Ce jeudi (11.06.20) la parole était aux avocats des deux parties.

Dans leur plaidoirie, les avocats avaient déjà réclamé une condamnation à de lourdes amendes, en vertu des préjudices causés à l'Etat congolais :

"Vous condamnerez au remboursement de la somme de l'équivalent en francs congolais de 47 millions de dollars américains et aux dommages et intérêts de l'équivalent en francs congolais de 100 millions de dollars américains pour toutes les causes de préjudices causés à l'Etat congolais qui paie aujourd'hui l'inflation, qui paie aujourd'hui le taux de change, qui paie aujourd'hui le manque de pouvoir d'achat à la suite des réserves de change qui ont été entamées."
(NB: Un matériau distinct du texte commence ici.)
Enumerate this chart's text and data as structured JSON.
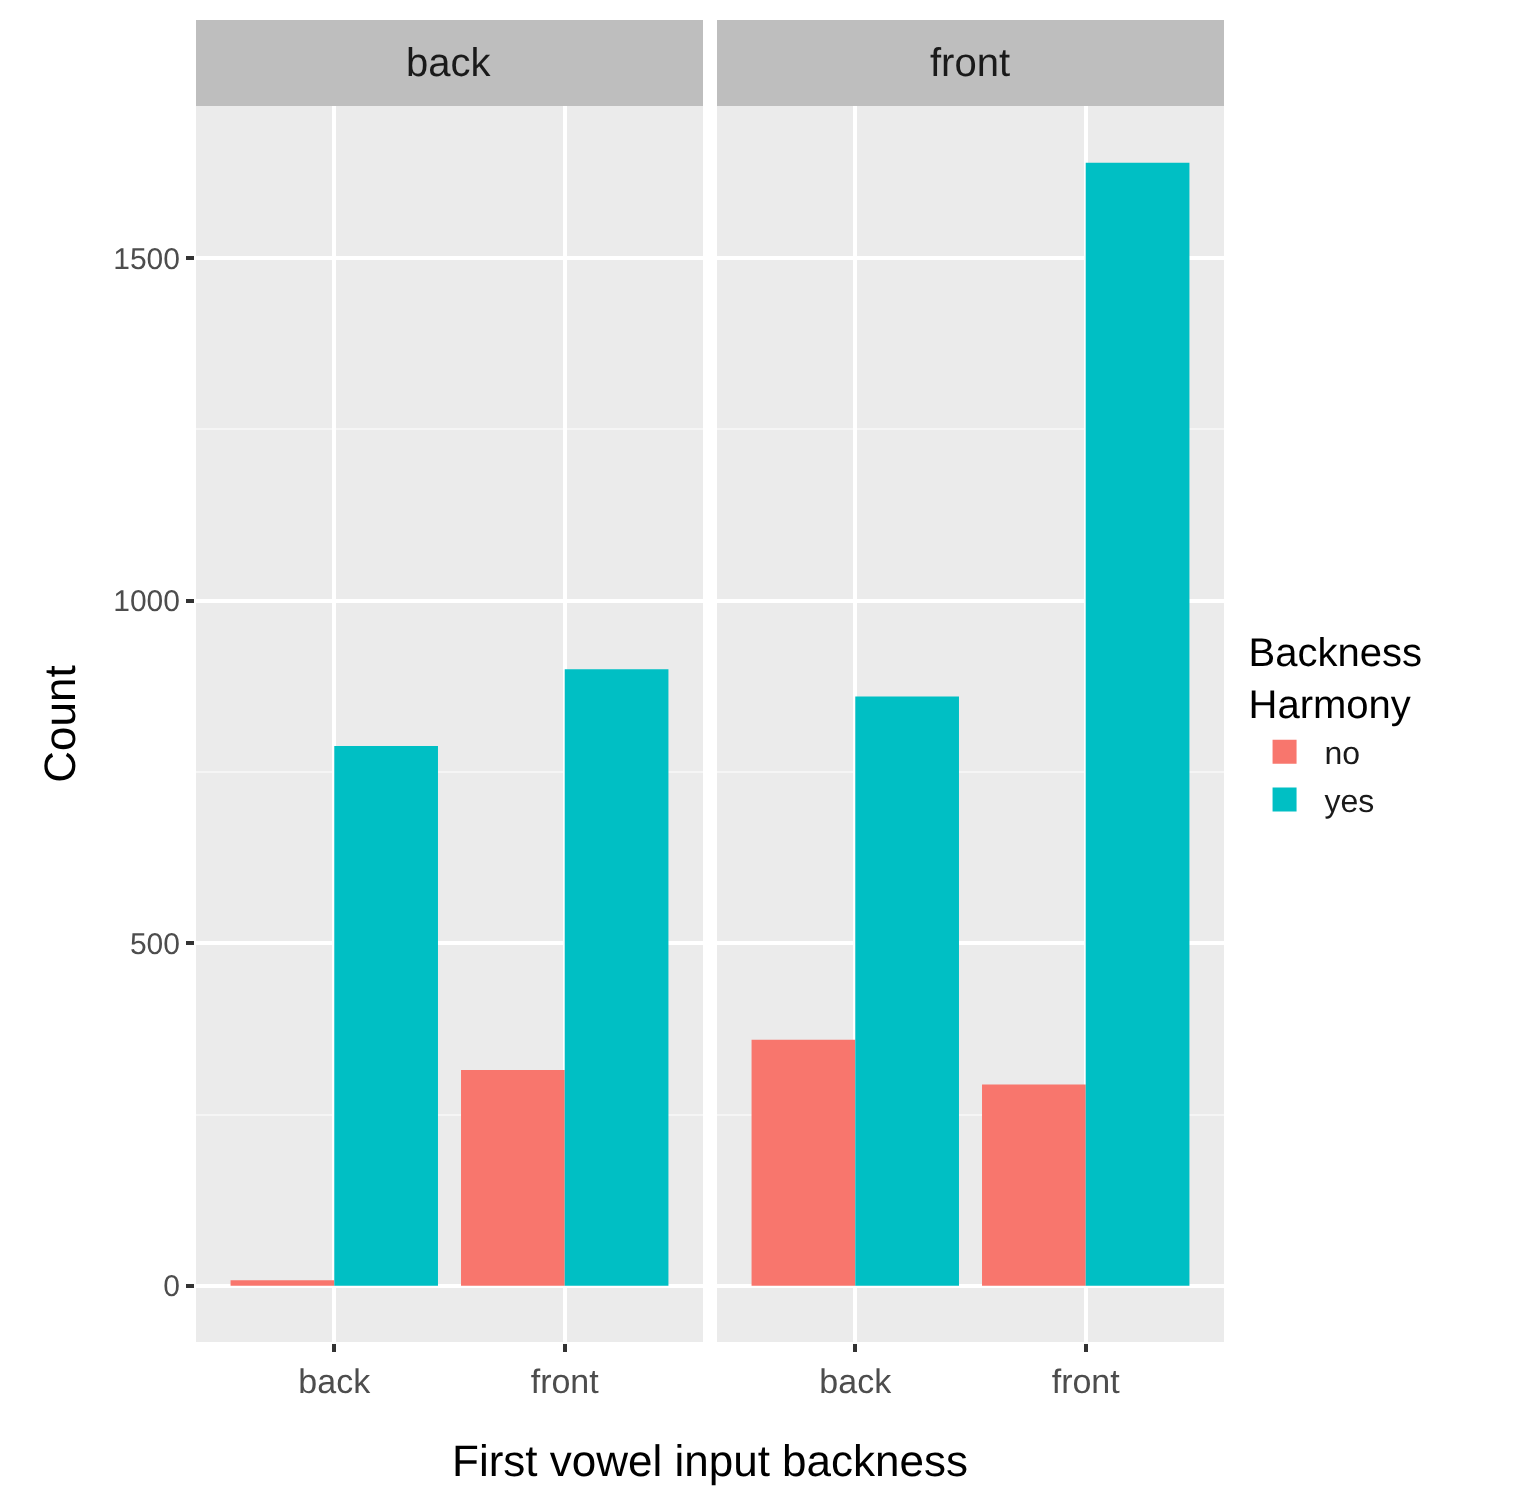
{
  "chart_data": [
    {
      "type": "bar",
      "title": "back",
      "xlabel": "First vowel input backness",
      "ylabel": "Count",
      "categories": [
        "back",
        "front"
      ],
      "series": [
        {
          "name": "no",
          "color": "#f8766d",
          "values": [
            8,
            315
          ]
        },
        {
          "name": "yes",
          "color": "#00bfc4",
          "values": [
            788,
            900
          ]
        }
      ],
      "ylim": [
        -82,
        1722
      ],
      "yticks": [
        0,
        500,
        1000,
        1500
      ],
      "grid": true,
      "legend": "right",
      "legend_title": "Backness Harmony"
    },
    {
      "type": "bar",
      "title": "front",
      "categories": [
        "back",
        "front"
      ],
      "series": [
        {
          "color": "#f8766d",
          "values": [
            359,
            294
          ]
        },
        {
          "color": "#00bfc4",
          "values": [
            860,
            1639
          ]
        }
      ],
      "ylim": [
        -82,
        1722
      ],
      "yticks": [
        0,
        500,
        1000,
        1500
      ],
      "grid": true,
      "tick_labels": "x"
    }
  ]
}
Une affaire qui entache la présidence Tshisekedi

Pour rappel, les deux co-accusés de Vital Kamerhe sont Samih Jammal, le directeur général des sociétés Samibo Congo et Husmal, ainsi que Jeannot Muhima, chargé d'import-export à la présidence de la République.

Les trois hommes sont soupçonnés d'avoir détourné environ 50 millions de dollars destinés à l'achat des maisons préfabriquées dans le cadre du programme des 100 premiers jours du chef de l'Etat.

L'audience de ce jeudi était la cinquième de ce procès dit des "100 jours".